The book itself exposed my own personal lack of knowledge about the illness that is depression regarding its symptoms, causes and treatments. For starters, the term ‘depression’ is somewhat misleading as it makes it sound like an extreme form of sadness where it is much more complex than that.

Furthermore, some of the descriptions of the thoughts and feeling that Enke goes through are very identifiable for me personally and for others, as noted by the incredible amount of letters Reng received after writing the book from people thanking him for shedding a light on their own illnesses and helping them come to terms with it. Clearly, depression remains an under examined issue throughout society which only serves to damage its sufferers.
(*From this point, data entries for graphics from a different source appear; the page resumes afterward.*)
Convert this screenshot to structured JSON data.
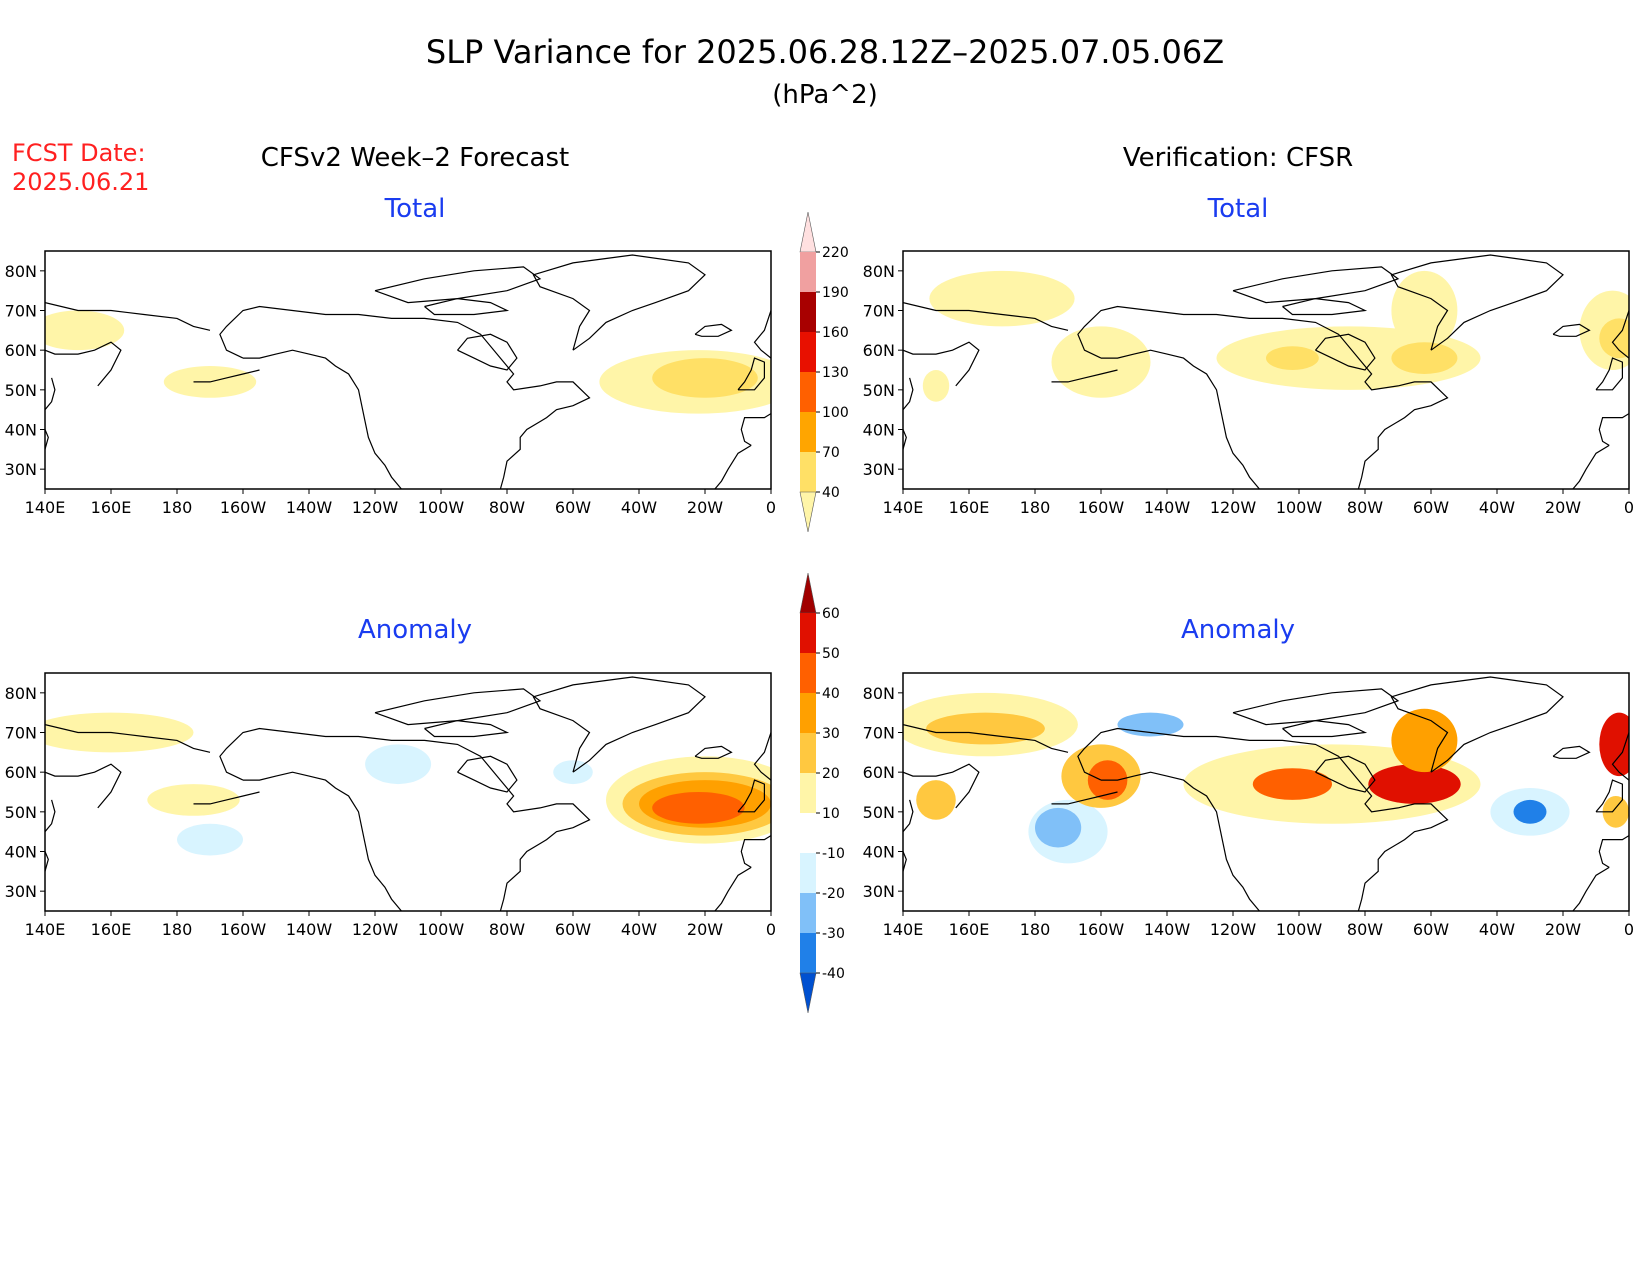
{
  "title": "SLP Variance for 2025.06.28.12Z–2025.07.05.06Z",
  "units": "(hPa^2)",
  "fcst_date_label": "FCST Date:",
  "fcst_date": "2025.06.21",
  "column_titles": {
    "left": "CFSv2 Week–2 Forecast",
    "right": "Verification: CFSR"
  },
  "panel_titles": {
    "total": "Total",
    "anomaly": "Anomaly"
  },
  "axes": {
    "lon_labels": [
      "140E",
      "160E",
      "180",
      "160W",
      "140W",
      "120W",
      "100W",
      "80W",
      "60W",
      "40W",
      "20W",
      "0"
    ],
    "lat_labels": [
      "80N",
      "70N",
      "60N",
      "50N",
      "40N",
      "30N"
    ],
    "lon_range": [
      140,
      360
    ],
    "lat_range": [
      25,
      85
    ]
  },
  "colorbars": {
    "total": {
      "levels": [
        "40",
        "70",
        "100",
        "130",
        "160",
        "190",
        "220"
      ],
      "colors": [
        "#fff5a8",
        "#ffe066",
        "#ffa500",
        "#ff6000",
        "#e81000",
        "#a80000",
        "#f0a0a0",
        "#ffe0e0"
      ]
    },
    "anomaly": {
      "levels": [
        "-40",
        "-30",
        "-20",
        "-10",
        "10",
        "20",
        "30",
        "40",
        "50",
        "60"
      ],
      "colors": [
        "#0050d0",
        "#2080e8",
        "#80c0f8",
        "#d8f4ff",
        "#ffffff",
        "#fff5a8",
        "#ffc840",
        "#ffa000",
        "#ff6000",
        "#e01000",
        "#a00000"
      ]
    }
  },
  "map_fields": {
    "fc_total": [
      {
        "lon": 150,
        "lat": 65,
        "rx": 14,
        "ry": 5,
        "level": 0
      },
      {
        "lon": 190,
        "lat": 52,
        "rx": 14,
        "ry": 4,
        "level": 0
      },
      {
        "lon": 338,
        "lat": 52,
        "rx": 30,
        "ry": 8,
        "level": 0
      },
      {
        "lon": 340,
        "lat": 53,
        "rx": 16,
        "ry": 5,
        "level": 1
      }
    ],
    "cfsr_total": [
      {
        "lon": 170,
        "lat": 73,
        "rx": 22,
        "ry": 7,
        "level": 0
      },
      {
        "lon": 200,
        "lat": 57,
        "rx": 15,
        "ry": 9,
        "level": 0
      },
      {
        "lon": 150,
        "lat": 51,
        "rx": 4,
        "ry": 4,
        "level": 0
      },
      {
        "lon": 275,
        "lat": 58,
        "rx": 40,
        "ry": 8,
        "level": 0
      },
      {
        "lon": 298,
        "lat": 70,
        "rx": 10,
        "ry": 10,
        "level": 0
      },
      {
        "lon": 355,
        "lat": 65,
        "rx": 10,
        "ry": 10,
        "level": 0
      },
      {
        "lon": 258,
        "lat": 58,
        "rx": 8,
        "ry": 3,
        "level": 1
      },
      {
        "lon": 298,
        "lat": 58,
        "rx": 10,
        "ry": 4,
        "level": 1
      },
      {
        "lon": 357,
        "lat": 63,
        "rx": 6,
        "ry": 5,
        "level": 1
      }
    ],
    "fc_anom": [
      {
        "lon": 160,
        "lat": 70,
        "rx": 25,
        "ry": 5,
        "level": 5
      },
      {
        "lon": 185,
        "lat": 53,
        "rx": 14,
        "ry": 4,
        "level": 5
      },
      {
        "lon": 190,
        "lat": 43,
        "rx": 10,
        "ry": 4,
        "level": 3
      },
      {
        "lon": 247,
        "lat": 62,
        "rx": 10,
        "ry": 5,
        "level": 3
      },
      {
        "lon": 300,
        "lat": 60,
        "rx": 6,
        "ry": 3,
        "level": 3
      },
      {
        "lon": 340,
        "lat": 53,
        "rx": 30,
        "ry": 11,
        "level": 5
      },
      {
        "lon": 340,
        "lat": 52,
        "rx": 25,
        "ry": 8,
        "level": 6
      },
      {
        "lon": 340,
        "lat": 52,
        "rx": 20,
        "ry": 6,
        "level": 7
      },
      {
        "lon": 338,
        "lat": 51,
        "rx": 14,
        "ry": 4,
        "level": 8
      }
    ],
    "cfsr_anom": [
      {
        "lon": 165,
        "lat": 72,
        "rx": 28,
        "ry": 8,
        "level": 5
      },
      {
        "lon": 165,
        "lat": 71,
        "rx": 18,
        "ry": 4,
        "level": 6
      },
      {
        "lon": 190,
        "lat": 45,
        "rx": 12,
        "ry": 8,
        "level": 3
      },
      {
        "lon": 187,
        "lat": 46,
        "rx": 7,
        "ry": 5,
        "level": 2
      },
      {
        "lon": 200,
        "lat": 59,
        "rx": 12,
        "ry": 8,
        "level": 6
      },
      {
        "lon": 202,
        "lat": 58,
        "rx": 6,
        "ry": 5,
        "level": 8
      },
      {
        "lon": 150,
        "lat": 53,
        "rx": 6,
        "ry": 5,
        "level": 6
      },
      {
        "lon": 215,
        "lat": 72,
        "rx": 10,
        "ry": 3,
        "level": 2
      },
      {
        "lon": 270,
        "lat": 57,
        "rx": 45,
        "ry": 10,
        "level": 5
      },
      {
        "lon": 258,
        "lat": 57,
        "rx": 12,
        "ry": 4,
        "level": 8
      },
      {
        "lon": 295,
        "lat": 57,
        "rx": 14,
        "ry": 5,
        "level": 9
      },
      {
        "lon": 298,
        "lat": 68,
        "rx": 10,
        "ry": 8,
        "level": 7
      },
      {
        "lon": 330,
        "lat": 50,
        "rx": 12,
        "ry": 6,
        "level": 3
      },
      {
        "lon": 330,
        "lat": 50,
        "rx": 5,
        "ry": 3,
        "level": 1
      },
      {
        "lon": 357,
        "lat": 67,
        "rx": 6,
        "ry": 8,
        "level": 9
      },
      {
        "lon": 356,
        "lat": 50,
        "rx": 4,
        "ry": 4,
        "level": 6
      }
    ]
  }
}
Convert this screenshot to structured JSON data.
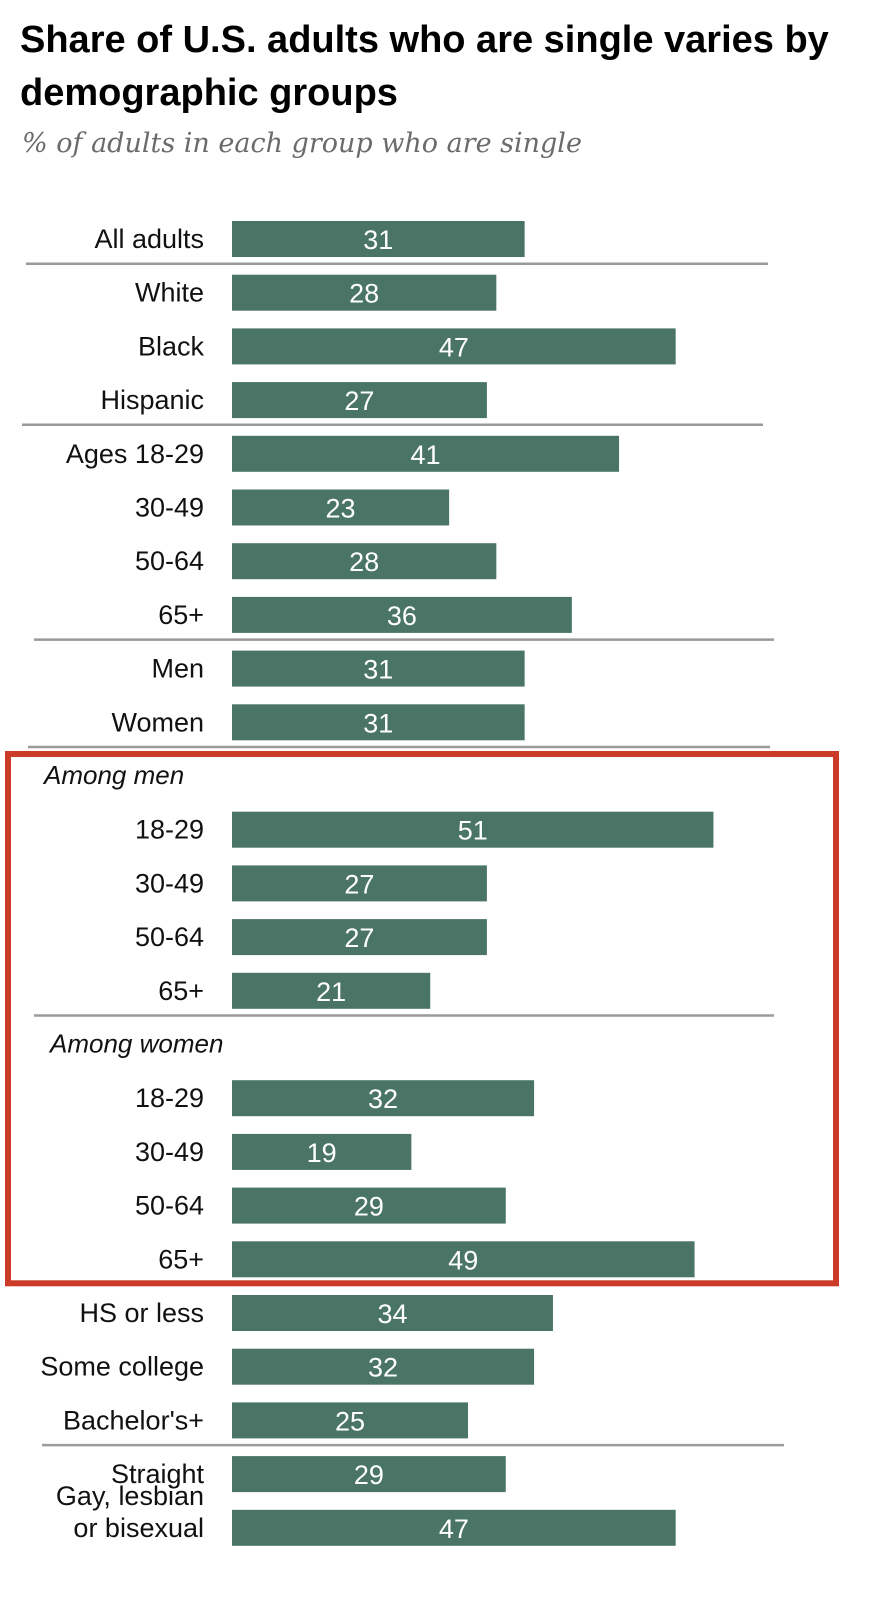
{
  "title": "Share of U.S. adults who are single varies by demographic groups",
  "subtitle": "% of adults in each group who are single",
  "colors": {
    "bar": "#4a7566",
    "divider": "#9a9a9a",
    "highlight_box": "#cc3a2a"
  },
  "chart_data": {
    "type": "bar",
    "orientation": "horizontal",
    "title": "Share of U.S. adults who are single varies by demographic groups",
    "subtitle": "% of adults in each group who are single",
    "xlim": [
      0,
      55
    ],
    "grid": false,
    "data_labels": true,
    "groups": [
      {
        "heading": "",
        "items": [
          {
            "label": "All adults",
            "value": 31
          }
        ]
      },
      {
        "heading": "",
        "items": [
          {
            "label": "White",
            "value": 28
          },
          {
            "label": "Black",
            "value": 47
          },
          {
            "label": "Hispanic",
            "value": 27
          }
        ]
      },
      {
        "heading": "",
        "items": [
          {
            "label": "Ages 18-29",
            "value": 41
          },
          {
            "label": "30-49",
            "value": 23
          },
          {
            "label": "50-64",
            "value": 28
          },
          {
            "label": "65+",
            "value": 36
          }
        ]
      },
      {
        "heading": "",
        "items": [
          {
            "label": "Men",
            "value": 31
          },
          {
            "label": "Women",
            "value": 31
          }
        ]
      },
      {
        "heading": "Among men",
        "highlighted": true,
        "items": [
          {
            "label": "18-29",
            "value": 51
          },
          {
            "label": "30-49",
            "value": 27
          },
          {
            "label": "50-64",
            "value": 27
          },
          {
            "label": "65+",
            "value": 21
          }
        ]
      },
      {
        "heading": "Among women",
        "highlighted": true,
        "items": [
          {
            "label": "18-29",
            "value": 32
          },
          {
            "label": "30-49",
            "value": 19
          },
          {
            "label": "50-64",
            "value": 29
          },
          {
            "label": "65+",
            "value": 49
          }
        ]
      },
      {
        "heading": "",
        "items": [
          {
            "label": "HS or less",
            "value": 34
          },
          {
            "label": "Some college",
            "value": 32
          },
          {
            "label": "Bachelor's+",
            "value": 25
          }
        ]
      },
      {
        "heading": "",
        "items": [
          {
            "label": "Straight",
            "value": 29
          },
          {
            "label": "Gay, lesbian\nor bisexual",
            "value": 47
          }
        ]
      }
    ]
  }
}
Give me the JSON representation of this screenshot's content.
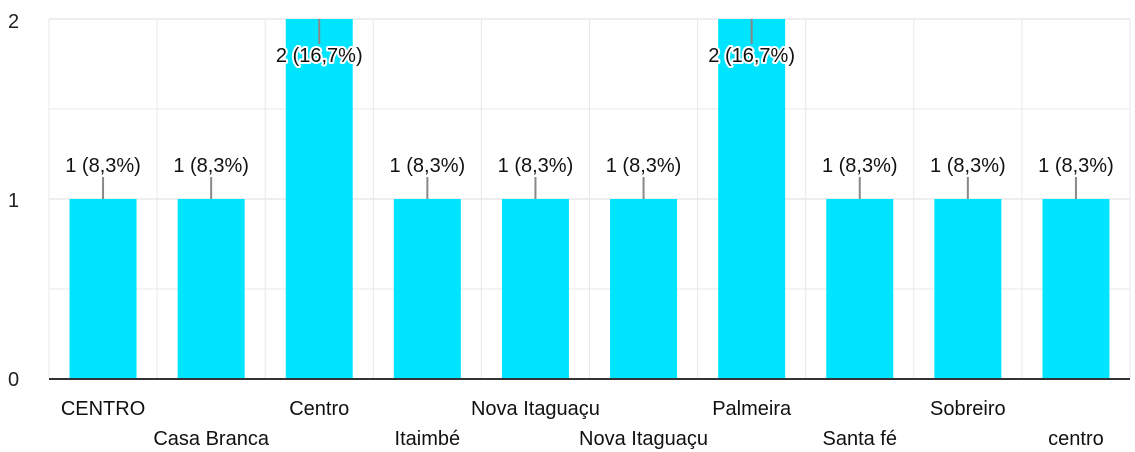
{
  "chart_data": {
    "type": "bar",
    "categories": [
      "CENTRO",
      "Casa Branca",
      "Centro",
      "Itaimbé",
      "Nova Itaguaçu",
      "Nova Itaguaçu",
      "Palmeira",
      "Santa fé",
      "Sobreiro",
      "centro"
    ],
    "values": [
      1,
      1,
      2,
      1,
      1,
      1,
      2,
      1,
      1,
      1
    ],
    "data_labels": [
      "1 (8,3%)",
      "1 (8,3%)",
      "2 (16,7%)",
      "1 (8,3%)",
      "1 (8,3%)",
      "1 (8,3%)",
      "2 (16,7%)",
      "1 (8,3%)",
      "1 (8,3%)",
      "1 (8,3%)"
    ],
    "yticks": [
      "0",
      "1",
      "2"
    ],
    "ylim": [
      0,
      2
    ],
    "grid": true,
    "colors": {
      "bar": "#00E5FF",
      "grid": "#E8E8E8",
      "axis": "#333333",
      "leader": "#888888"
    }
  }
}
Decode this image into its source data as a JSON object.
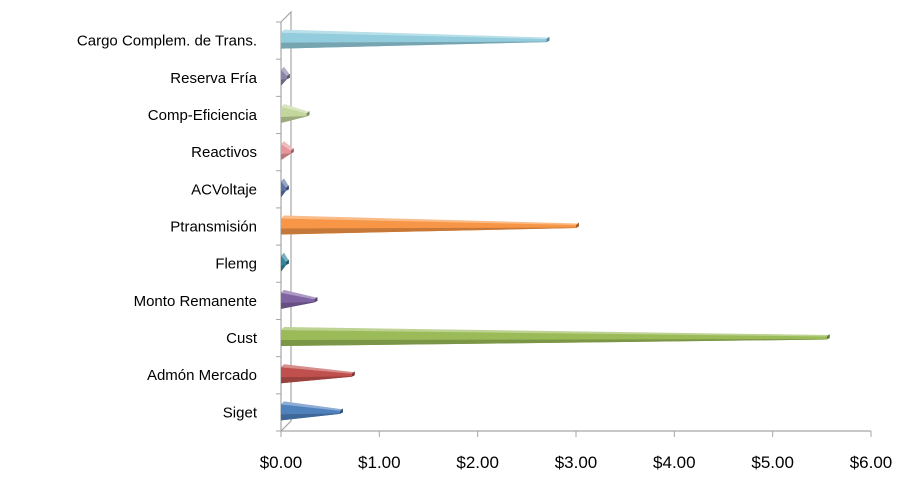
{
  "chart_data": {
    "type": "bar",
    "orientation": "horizontal",
    "style": "3d-cone-bar",
    "categories": [
      "Siget",
      "Admón Mercado",
      "Cust",
      "Monto Remanente",
      "Flemg",
      "Ptransmisión",
      "ACVoltaje",
      "Reactivos",
      "Comp-Eficiencia",
      "Reserva Fría",
      "Cargo Complem. de Trans."
    ],
    "values": [
      0.6,
      0.72,
      5.55,
      0.34,
      0.05,
      3.0,
      0.05,
      0.1,
      0.26,
      0.06,
      2.7
    ],
    "colors": [
      "#4f81bd",
      "#c0504d",
      "#9bbb59",
      "#8064a2",
      "#31859c",
      "#f79646",
      "#5a74a8",
      "#e6969b",
      "#c3d69b",
      "#8b82a8",
      "#93cddd"
    ],
    "xlim": [
      0,
      6
    ],
    "xticks": [
      "$0.00",
      "$1.00",
      "$2.00",
      "$3.00",
      "$4.00",
      "$5.00",
      "$6.00"
    ],
    "title": "",
    "xlabel": "",
    "ylabel": "",
    "grid": false,
    "legend": "none"
  }
}
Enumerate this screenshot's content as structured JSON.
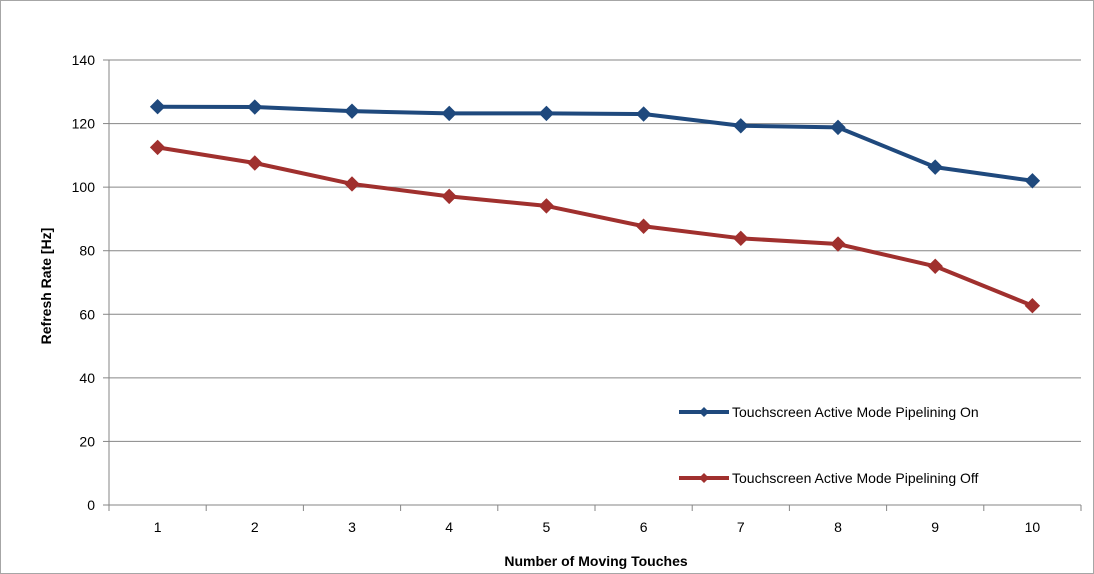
{
  "chart_data": {
    "type": "line",
    "title": "",
    "xlabel": "Number of Moving Touches",
    "ylabel": "Refresh Rate [Hz]",
    "categories": [
      "1",
      "2",
      "3",
      "4",
      "5",
      "6",
      "7",
      "8",
      "9",
      "10"
    ],
    "ylim": [
      0,
      140
    ],
    "yticks": [
      0,
      20,
      40,
      60,
      80,
      100,
      120,
      140
    ],
    "grid": "horizontal",
    "legend_position": "lower-right",
    "series": [
      {
        "name": "Touchscreen Active Mode Pipelining On",
        "color": "#1f497d",
        "marker": "diamond",
        "values": [
          125.3,
          125.2,
          123.9,
          123.2,
          123.2,
          123.0,
          119.3,
          118.8,
          106.3,
          102.0
        ]
      },
      {
        "name": "Touchscreen Active Mode Pipelining Off",
        "color": "#a0302e",
        "marker": "diamond",
        "values": [
          112.5,
          107.6,
          101.0,
          97.1,
          94.1,
          87.7,
          83.9,
          82.1,
          75.1,
          62.7
        ]
      }
    ]
  }
}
Above all else, the biography itself provides an insight that should be a simple enough concept but remains hard to believe for many people and ties in with the public misconceptions about mental illness; depression can affect anyone regardless of class, wealth or success.

Enke was a man with enough money to live comfortably on, a loving and devoted wife, a young daughter, a strong network of friends and the chance to fulfil his dream of playing for his country at a World Cup as the no.1 goalkeeper. But, despite all of this, he had ‘the black dog’ in his mind which he just could not shake off.

It should come as no surprise that footballers can suffer from depression and mental illnesses as a whole as the immense pressure they are under must be extremely difficult to withstand. They are under constant pressure from the media, fans, rivals for their positions and their managers and coaches all which breed fear of making a mistake and ultimately living in fear.

 Football can still learn a lot about how to deal with mental illness but the example set in Germany earlier this year is a step forward in breaking this taboo. It will, of course, just forever be a shame that it took the suicide of a talented young man to put the gears of change in motion.